There are limitations in our study that need to be addressed. Our primary limitation was that this cohort study was not specifically designed to investigate T1D risk in the offspring. This created a challenge in identifying T1D cases retrospectively based on self-reported data, instead of gold-standard methods such as C-peptide or autoantibodies measurements. We applied an algorithm that has been reported to be fairly accurate in the main analysis, but it is possible that some cases were misclassified, particularly in participants only fitting the diagnosis age criterion and adults whose clinical features could be atypical of T1D [7,51]. Nonetheless, our findings were consistent in all applied sensitivity analyses, adding confidence in our results. Another challenge was that maternal characteristics, namely maternal age at birth [68], maternal obesity [69,70], and extended-family genetic risk [55,71], which are possible confounders, were not available in our dataset. Nevertheless, we were able to account for not only maternal but also paternal history of diabetes, two major indicators of T1D genetic predispositions [71]. Additionally, our data on daycare attendance did not allow the exact timing (age) of when the exposure began as the collected information was provided in age categories. However, only 11 out of 354 events might have been diagnosed with diabetes prior to beginning daycare, and excluding them did not change our estimates (results not shown). Lastly, the rather large proportions of missing observations in our variables of main interest (approximately 20% and mainly among participants born before 1966) might have led to a degree of bias towards the null, and this warrants cautious interpretation of our findings.

5. Conclusions

Our results suggested that birth order could influence childhood- and adult-onset T1D risk, irrespective of parental diabetes, migration background, birth weight, ever being breastfed and prematurity. The association was observed for only childhood-onset T1D in the whole cohort, but also for adult-onset T1D in a subgroup of participants born in the last few decades. These results supported the assumption that early exposure to more extensive microbiome might be a protective factor against the development of childhood- and also adult-onset T1D in relatively younger generations.
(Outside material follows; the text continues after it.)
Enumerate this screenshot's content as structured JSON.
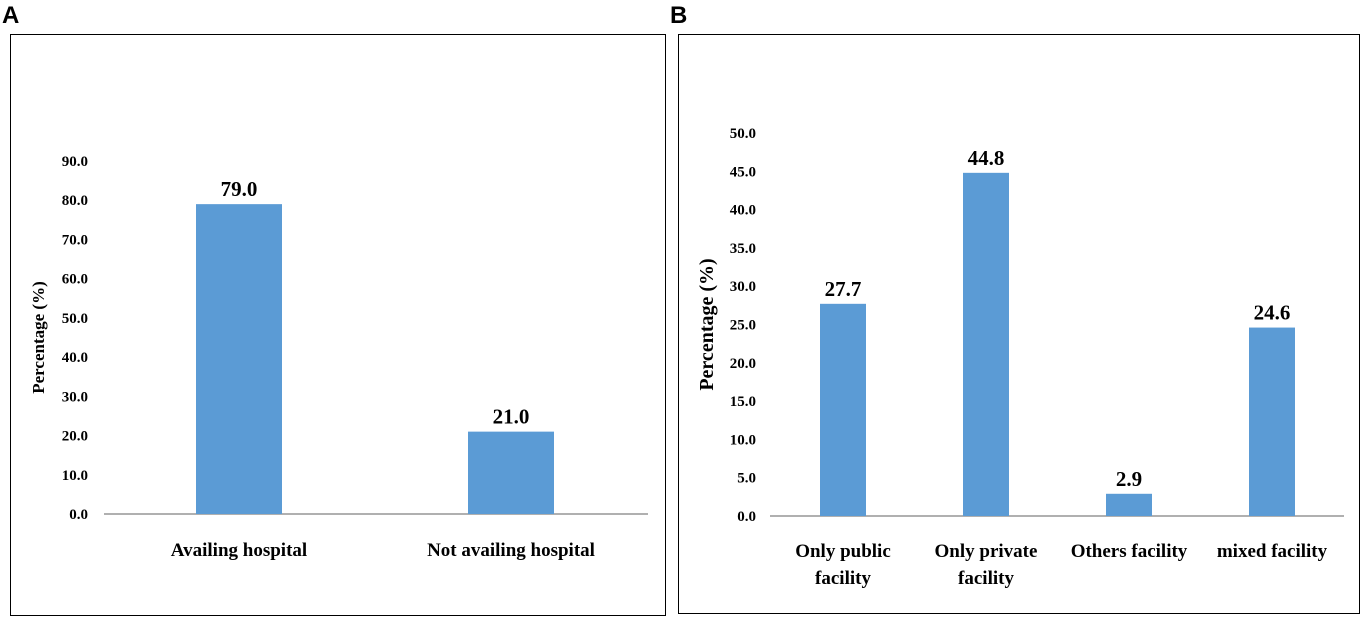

These children were presumably exposed earlier to a more extensive microbiome from other children than single children or first-borns. No clear consistent associations between daycare attendance or C-section and T1D risk were observed in the cohort. However, taking into account the rising frequency of C-section worldwide and the previously concluded increased T1D risk linked to C-section, further research into the possible mechanisms of this association, especially the implication of bypassing labor, is imperative. In addition, after age 15, sex might be a determining factor in T1D manifestation, possibly due to hormonal changes in puberty. Our findings highlight the necessity to acknowledge sex differences in adult T1D risk assessment and diagnosis. Future studies investigating factors associated with adult-onset T1D and their underlying mechanisms are required for early risk detection and delaying the onset of clinical diabetes.

Supplementary Materials

The following supporting information can be downloaded at: https://www.mdpi.com/article/10.3390/ijerph191710880/s1, Table S1: All-case type 1 diabetes risk estimates from Cox regression models among males and females, German National Cohort, 2014–2019; Table S2: Sensitivity analyses results for childhood-onset and adult-onset T1D risk, German National Cohort, 2014–2019; Table S3: Type 1 diabetes risk estimates grouped by birth year (cut-off year 1965) and onset age (cut-off age 15), German National Cohort, 2014–2019.

Author Contributions

J.T. and H.B. (Heiko Becher) conceptualized and designed the study. J.T. analyzed the data, as well as drafted and revised the original manuscript. H.B. (Heiko Becher) supervised the data analysis, contributed to writing and reviewed the drafts. Funding acquisition, C.B., H.B. (Hermann Brenner), A.D., J.F., K.G., A.K. (André Karch), T.K., A.K. (Alexander Kluttig), M.L., R.M., N.O., T.P., T.S., S.M.S., M.B.S., A.S., K.S.W., H.V., W.A., S.G., B.H., K.-H.J., V.K., W.L., K.B.M., B.S., H.T. and H.B. (Heiko Becher); Methodology, J.T. and H.B. (Heiko Becher); Project administration, C.B., H.B. (Hermann Brenner), A.D., J.F., K.G., A.K. (André Karch), T.K., A.K. (Alexander Kluttig), M.L., R.M., N.O., T.P., T.S., S.M.S., M.B.S., A.S., I.M.V., K.S.W., H.V., W.A., S.G., B.H., K.-H.J., V.K., W.L., K.B.M., B.S., H.T. and H.B. (Heiko Becher); Resources, C.B., H.B. (Hermann Brenner), A.D., J.F., K.G., A.K. (André Karch), T.K., A.K. (Alexander Kluttig), M.L., R.M., N.O., T.P., T.S., S.M.S., M.B.S., A.S., I.M.V., K.S.W., H.V., W.A., S.G., B.H., K.-H.J., V.K., W.L., K.B.M., B.S., H.T. and H.B. (Heiko Becher); Software, J.T.; Supervision, H.B. (Heiko Becher); Visualization, J.T.; Writing—original draft, J.T.; Writing—review & editing, J.T., C.B., H.B. (Hermann Brenner), A.D., J.F., K.G., A.K. (André Karch), T.K., A.K. (Alexander Kluttig), M.L., R.M., N.O., T.P., T.S., S.M.S., M.B.S., A.S., I.M.V., K.S.W., H.V., W.A., S.G., B.H., K.-H.J., V.K., W.L., K.B.M., B.S., H.T. and H.B. (Heiko Becher). All authors have read and agreed to the published version of the manuscript.

Funding

This work was supported by the German Federal Ministry of Education and Research (BMBF) under Grant Number 01ER1901A PERGOLA2; and a Doctoral Scholarship of the University of Hamburg. The German National Cohort (NAKO) is funded by the German Federal Ministry of Education and Research (BMBF) (funding code 01ER1301A/B/C and 01ER1511D) and the participating federal states and supported by the Helmholtz Association as well as by the participating universities and institutes of the Leibniz Association.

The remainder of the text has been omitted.